Reminds me of Fermat's Little Theorem

It is clear that $p$ is an odd prime. let $\frac{2^{p-1}-1}{p}=n^2$ $2^{p-1}-1=pn^2$ $\left( 2^{\frac{p-1}{2}}-1\right)\left( 2^{\frac{p-1}{2}}+1\right)=pn^2$ We have two consecutive odd numbers in the LHS of last equation which are coprime and also LHS is divisible by $p$ , it follows that $p| 2^{\frac{p-1}{2}}-1$ or $p| 2^{\frac{p-1}{2}}+1$ .

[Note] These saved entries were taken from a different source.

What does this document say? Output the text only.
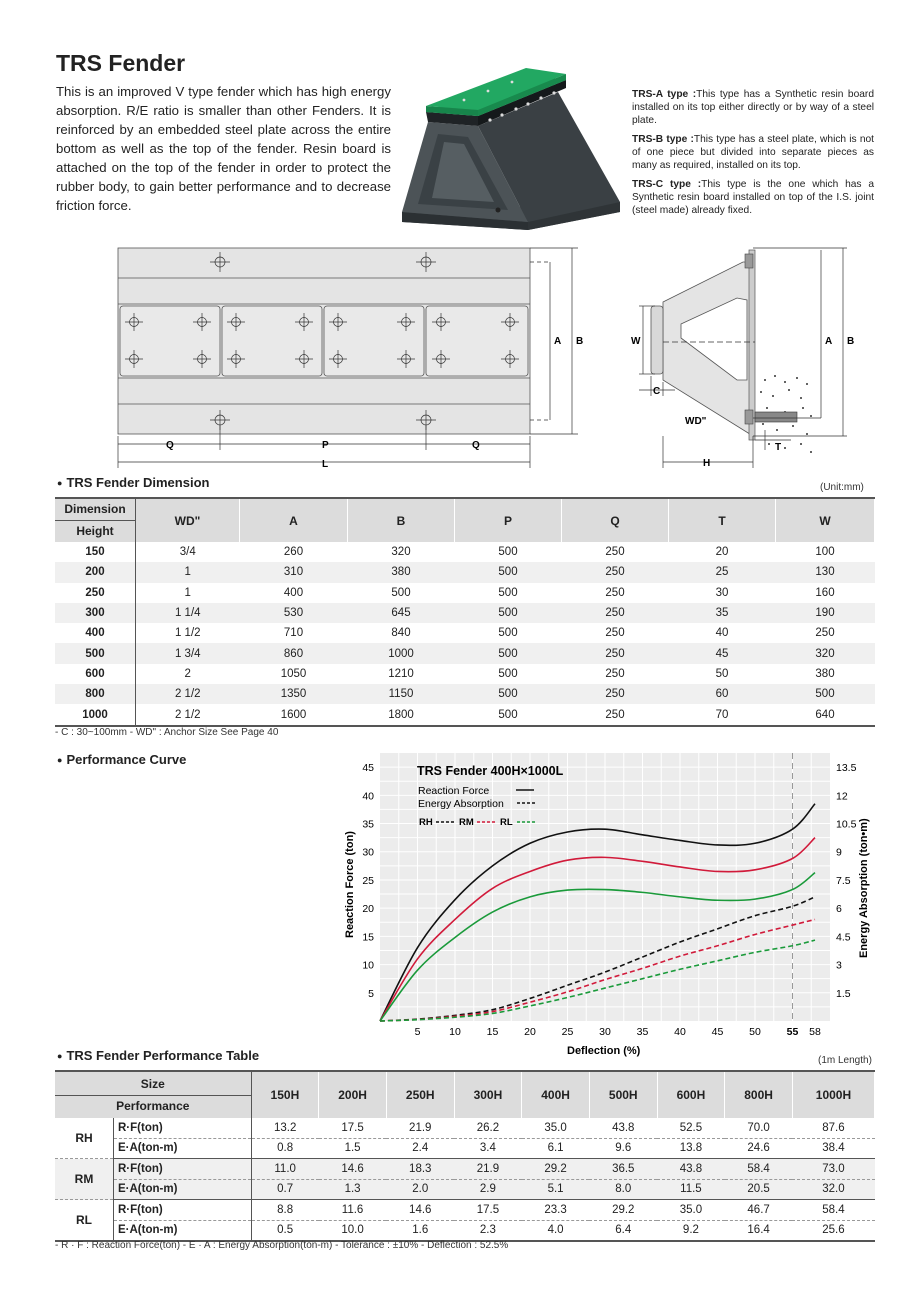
TRS Fender
This is an improved V type fender which has high energy absorption. R/E ratio is smaller than other Fenders. It is reinforced by an embedded steel plate across the entire bottom as well as the top of the fender. Resin board is attached on the top of the fender in order to protect the rubber body, to gain better performance and to decrease friction force.

TRS-A type :This type has a Synthetic resin board installed on its top either directly or by way of a steel plate.

TRS-B type :This type has a steel plate, which is not of one piece but divided into separate pieces as many as required, installed on its top.

TRS-C type :This type is the one which has a Synthetic resin board installed on top of the I.S. joint (steel made) already fixed.

A B
Q	P	Q
L
A B
W
C
WD"
T
H
● TRS Fender Dimension	(Unit:mm)
Dimension
Height	WD"	A	B	P	Q	T	W
150	3/4	260	320	500	250	20	100
200	1	310	380	500	250	25	130
250	1	400	500	500	250	30	160
300	1 1/4	530	645	500	250	35	190
400	1 1/2	710	840	500	250	40	250
500	1 3/4	860	1000	500	250	45	320
600	2	1050	1210	500	250	50	380
800	2 1/2	1350	1150	500	250	60	500
1000	2 1/2	1600	1800	500	250	70	640
- C : 30~100mm - WD" : Anchor Size See Page 40
● Performance Curve
5	10 15 20 25 30 35 40 45 50 55 58
5
10
15
20
25
30
35
40
45
1.5
3
4.5
6
7.5
9
10.5
12
13.5
TRS Fender 400H×1000L
Reaction Force
Energy Absorption
RH	RM	RL
Deflection (%)
Reaction Force (ton)	Energy Absorption (ton•m)
● TRS Fender Performance Table	(1m Length)
Size
Performance		150H	200H	250H	300H	400H	500H	600H	800H	1000H
RH	R·F(ton)	13.2	17.5	21.9	26.2	35.0	43.8	52.5	70.0	87.6
	E·A(ton-m)	0.8	1.5	2.4	3.4	6.1	9.6	13.8	24.6	38.4
RM	R·F(ton)	11.0	14.6	18.3	21.9	29.2	36.5	43.8	58.4	73.0
	E·A(ton-m)	0.7	1.3	2.0	2.9	5.1	8.0	11.5	20.5	32.0
RL	R·F(ton)	8.8	11.6	14.6	17.5	23.3	29.2	35.0	46.7	58.4
	E·A(ton-m)	0.5	10.0	1.6	2.3	4.0	6.4	9.2	16.4	25.6
- R · F : Reaction Force(ton) - E · A : Energy Absorption(ton-m) - Tolerance : ±10% - Deflection : 52.5%
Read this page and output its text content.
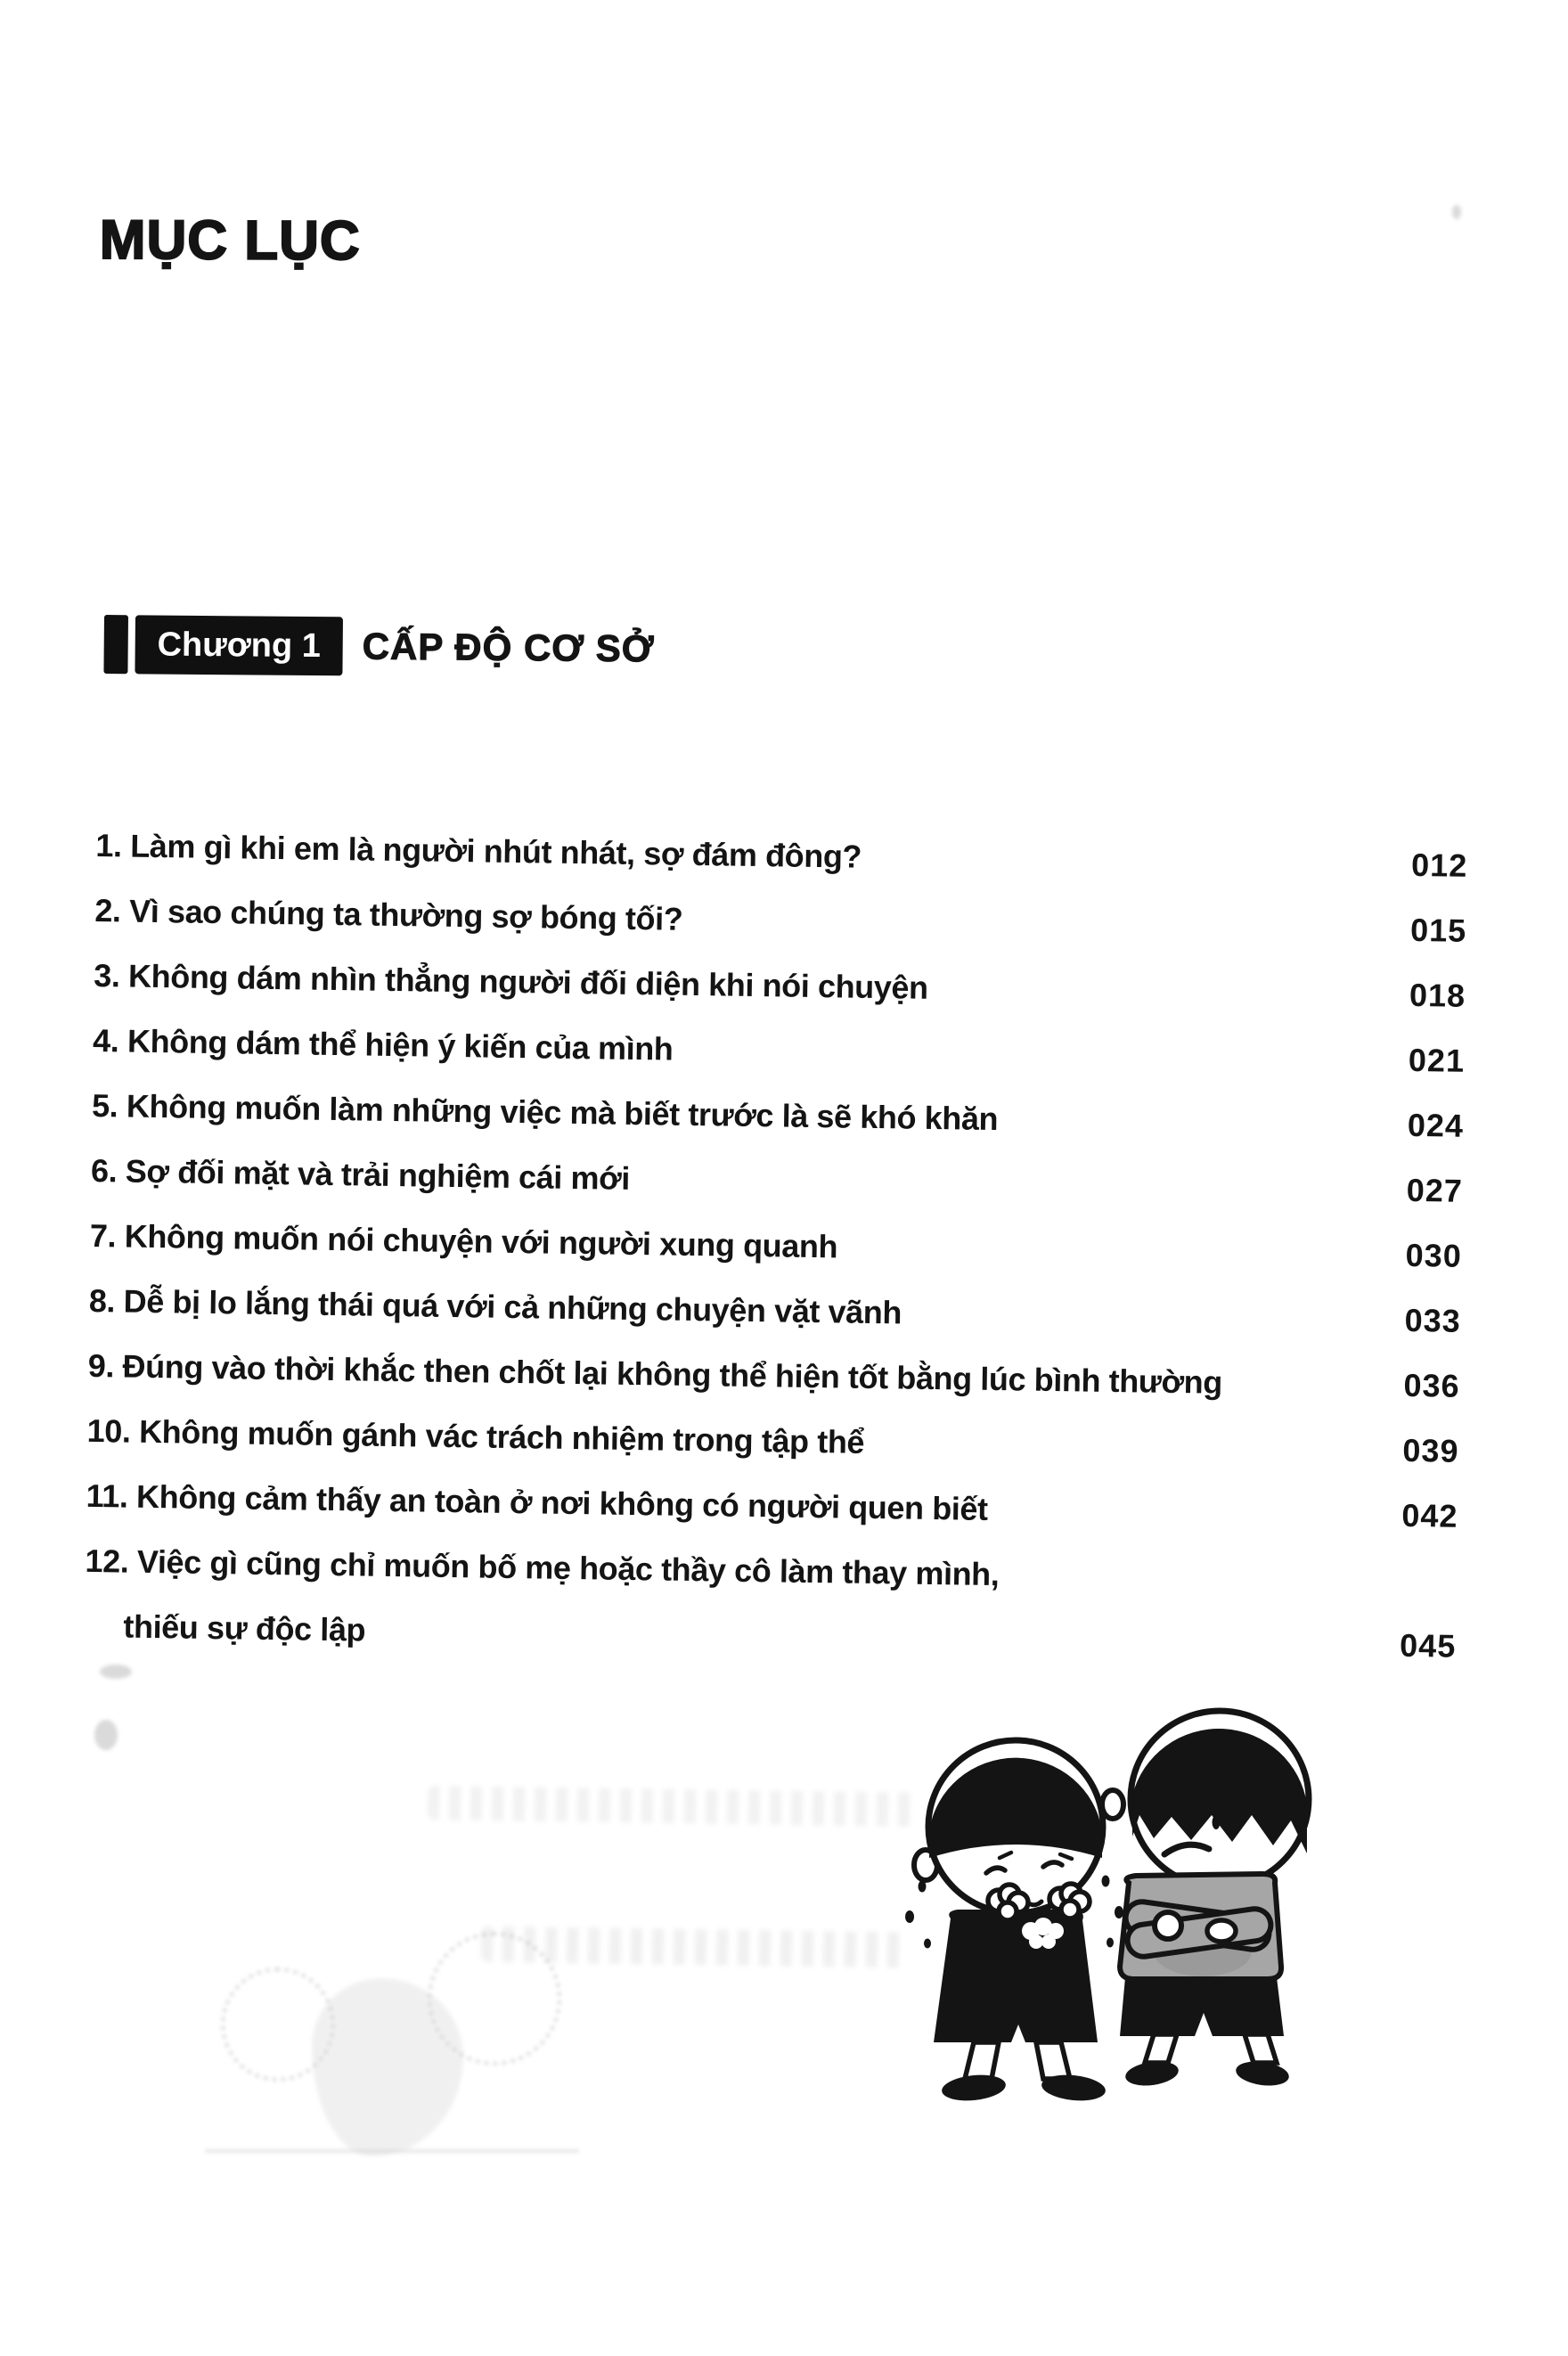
MỤC LỤC
Chương 1	CẤP ĐỘ CƠ SỞ
1. Làm gì khi em là người nhút nhát, sợ đám đông?	012
2. Vì sao chúng ta thường sợ bóng tối?	015
3. Không dám nhìn thẳng người đối diện khi nói chuyện	018
4. Không dám thể hiện ý kiến của mình	021
5. Không muốn làm những việc mà biết trước là sẽ khó khăn	024
6. Sợ đối mặt và trải nghiệm cái mới	027
7. Không muốn nói chuyện với người xung quanh	030
8. Dễ bị lo lắng thái quá với cả những chuyện vặt vãnh	033
9. Đúng vào thời khắc then chốt lại không thể hiện tốt bằng lúc bình thường	036
10. Không muốn gánh vác trách nhiệm trong tập thể	039
11. Không cảm thấy an toàn ở nơi không có người quen biết	042
12. Việc gì cũng chỉ muốn bố mẹ hoặc thầy cô làm thay mình,
thiếu sự độc lập	045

Case 1) $p| 2^{\frac{p-1}{2}}-1$ and equation becomes $\left( \frac{2^{\frac{p-1}{2}}-1}{p}\right)\left( 2^{\frac{p-1}{2}}+1\right)=n^2$ Its easy to see that $\gcd \left( \frac{2^{\frac{p-1}{2}}-1}{p} , 2^{\frac{p-1}{2}}+1 \right)=1$ And now we make use of the fact that for two coprime integers $a$ and $b$ , if $ab=m^2$ then $a=k^2$ and $b=l^2$ for some integers $l$ and $k$ . So we can write $2^{\frac{p-1}{2}}+1=m^2$ $2^{\frac{p-1}{2}}=(m-1)(m+1)$ It is clear that $m$ is odd. After substituting $m=2k+1$ the only possibility for $(m-1)(m+1)=4k(k+1)$ to be a power of 2 is $k=1$ . It follows that $2^{\frac{p-1}{2}}=8$ and $p=7$ .

Case 2) $p| 2^{\frac{p-1}{2}}+1$ , with a similar procedure you can conclude that $2^{\frac{p-1}{2}}-1$ must be a perfect square. That means $2^{\frac{p-1}{2}}-1=m^2$ $2^{\frac{p-1}{2}}=m^2+1$ for $\frac{p-1}{2} \ge 2$ LHS is divisible by 4, but for RHS we have $m^2 \stackrel{4}{\equiv} (0,1)$ $m^2+1 \stackrel{4}{\equiv} (1,2)$ which is contradiction and $\frac{p-1}{2} < 2$ , so $\frac{p-1}{2} =1$ and $p=3$ which satisfies the condition of problem. Therefore the answers are $p=3,7$ and you must enter 10 to see Correct!